I was brought up not to believe in God, my Dad was a police man and my mom’s a nurse. I grew up listening to “God bothers all a bunch of nutters” and so on.
At the age of 13, I started using drugs, LSD, Speed, Weed and by the age of 18, I was addicted to Heroin and was smoking Crack. I fell pregnant and tried staying clean long enough to have my daughter Trinity (I hadn’t got a clue what that name meant I just thought it was different). When Trinity was born I tried to get clean but just kept falling back.
Six years on and I was still using, my partner left pretty much after Trinity was born. I had managed to keep a job as a secretary at a charity organization, where I met a woman (you know I cant remember her name, but God does so I ask him to bless her very often!) who had been ordained - I didn’t know what that meant either! She started talking to me at work and said she’d prayed for me to have some love. I just thought ‘yeah what ever God bothering Nutter!’ but she kept talking to me (she obviously knew there was something very wrong with me as I’m almost 6 foot tall and I weighed under 8 stone).
One day when she was talking to me I felt all strange and burst into tears and she told me that was God’s love and all I had to do was offer my life to him. I still held back.
Months went and I was struggling with just being alive. I’d tried everything to give up heroin. I’d sellotaped photos of Trinity to my arm and just ended up taking them off again. I was so desperate.

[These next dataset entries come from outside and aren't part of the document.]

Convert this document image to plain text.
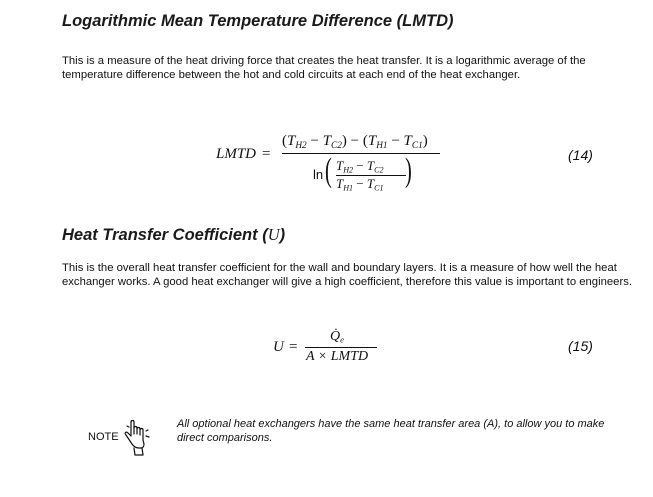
Logarithmic Mean Temperature Difference (LMTD)

This is a measure of the heat driving force that creates the heat transfer. It is a logarithmic average of the temperature difference between the hot and cold circuits at each end of the heat exchanger.

LMTD =
$(T_{H2} - T_{C2}) - (T_{H1} - T_{C1})$
ln ( $T_{H2} - T_{C2}$
$T_{H1} - T_{C1}$ )	(14)
Heat Transfer Coefficient (U)

This is the overall heat transfer coefficient for the wall and boundary layers. It is a measure of how well the heat exchanger works. A good heat exchanger will give a high coefficient, therefore this value is important to engineers.

U =
$Q̇_e$
A × LMTD
(15)
NOTE
All optional heat exchangers have the same heat transfer area (A), to allow you to make direct comparisons.
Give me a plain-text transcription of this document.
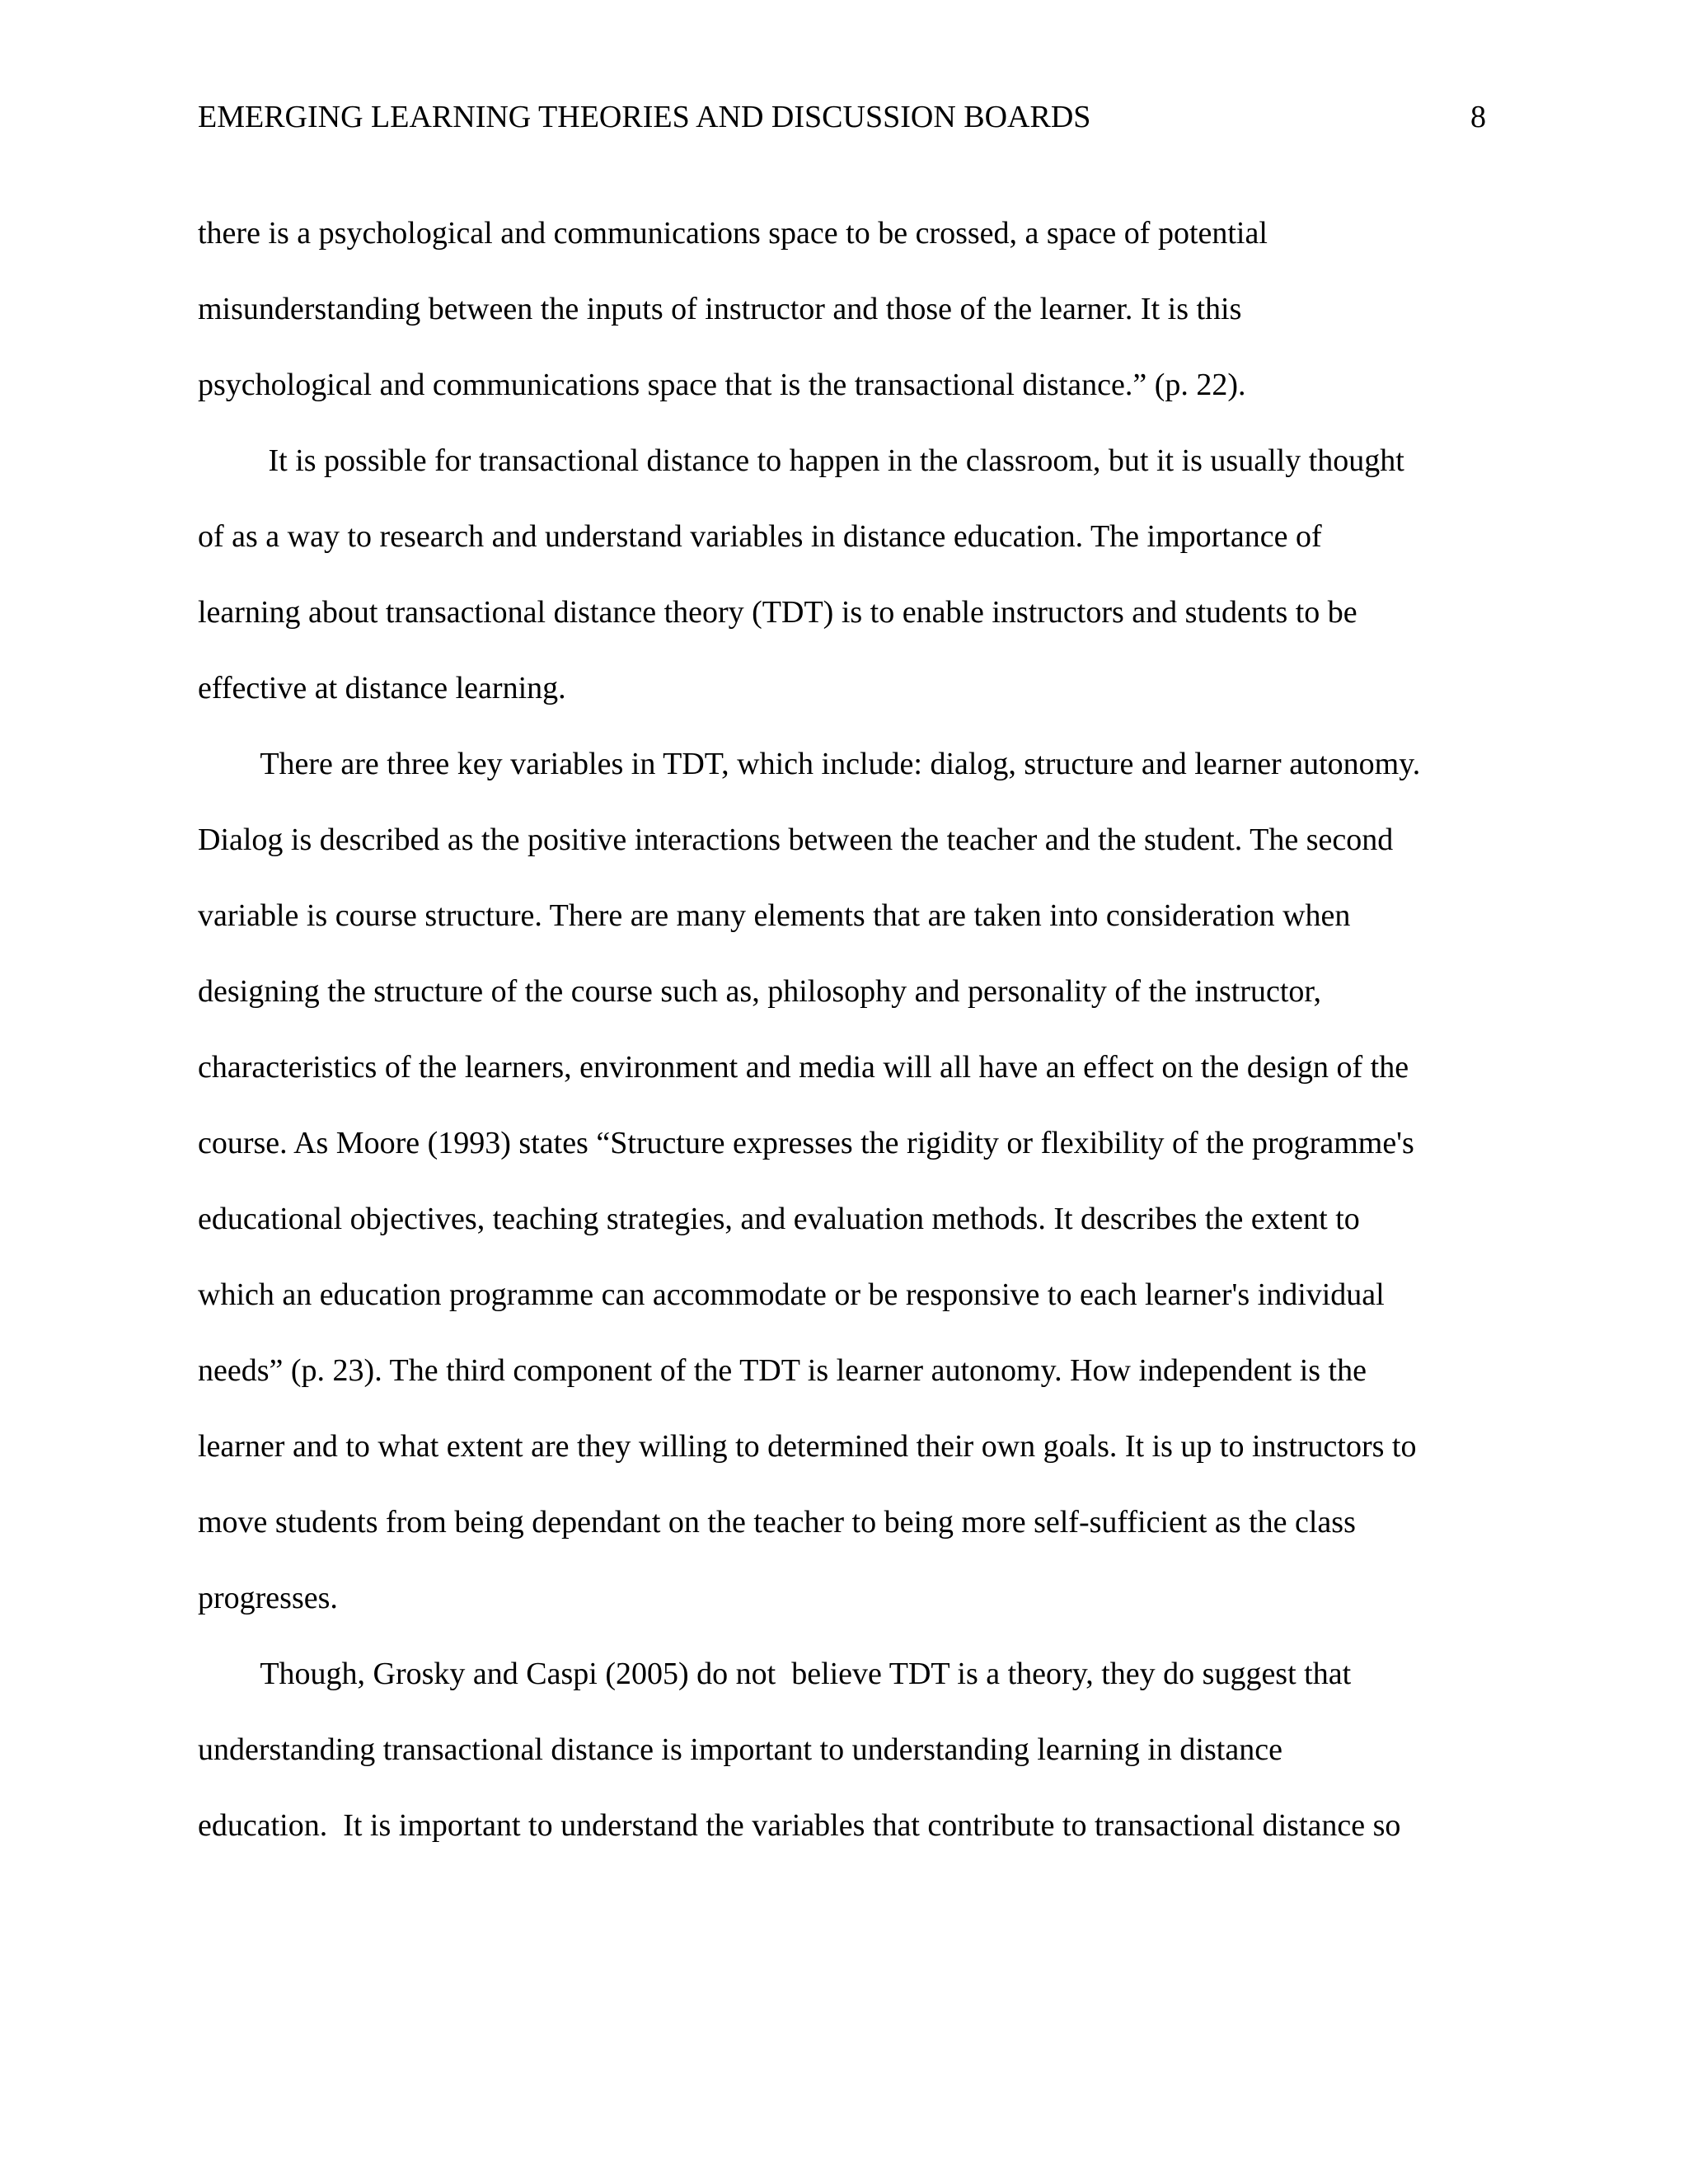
EMERGING LEARNING THEORIES AND DISCUSSION BOARDS	8
there is a psychological and communications space to be crossed, a space of potential
misunderstanding between the inputs of instructor and those of the learner. It is this
psychological and communications space that is the transactional distance.” (p. 22).
It is possible for transactional distance to happen in the classroom, but it is usually thought
of as a way to research and understand variables in distance education. The importance of
learning about transactional distance theory (TDT) is to enable instructors and students to be
effective at distance learning.
There are three key variables in TDT, which include: dialog, structure and learner autonomy.
Dialog is described as the positive interactions between the teacher and the student. The second
variable is course structure. There are many elements that are taken into consideration when
designing the structure of the course such as, philosophy and personality of the instructor,
characteristics of the learners, environment and media will all have an effect on the design of the
course. As Moore (1993) states “Structure expresses the rigidity or flexibility of the programme's
educational objectives, teaching strategies, and evaluation methods. It describes the extent to
which an education programme can accommodate or be responsive to each learner's individual
needs” (p. 23). The third component of the TDT is learner autonomy. How independent is the
learner and to what extent are they willing to determined their own goals. It is up to instructors to
move students from being dependant on the teacher to being more self-sufficient as the class
progresses.
Though, Grosky and Caspi (2005) do not  believe TDT is a theory, they do suggest that
understanding transactional distance is important to understanding learning in distance
education.  It is important to understand the variables that contribute to transactional distance so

It was Valentines day 2004 and on that evening I stood naked in the mirror and just knew I was killing myself. That night in bed I prayed. I had never prayed before. I said “God I’m handing my life over to you, I’m not asking for you to make me stop but please give me the strength to help me”.
I never used again. I said for years it would be too rude not to believe in God! I am fully aware that God is real, we play games together, I love him more than I can express, he is my best friend.
God has done so many amazing things in my life that even my parents are questioning there own beliefs. I praise God with all my heart and soul.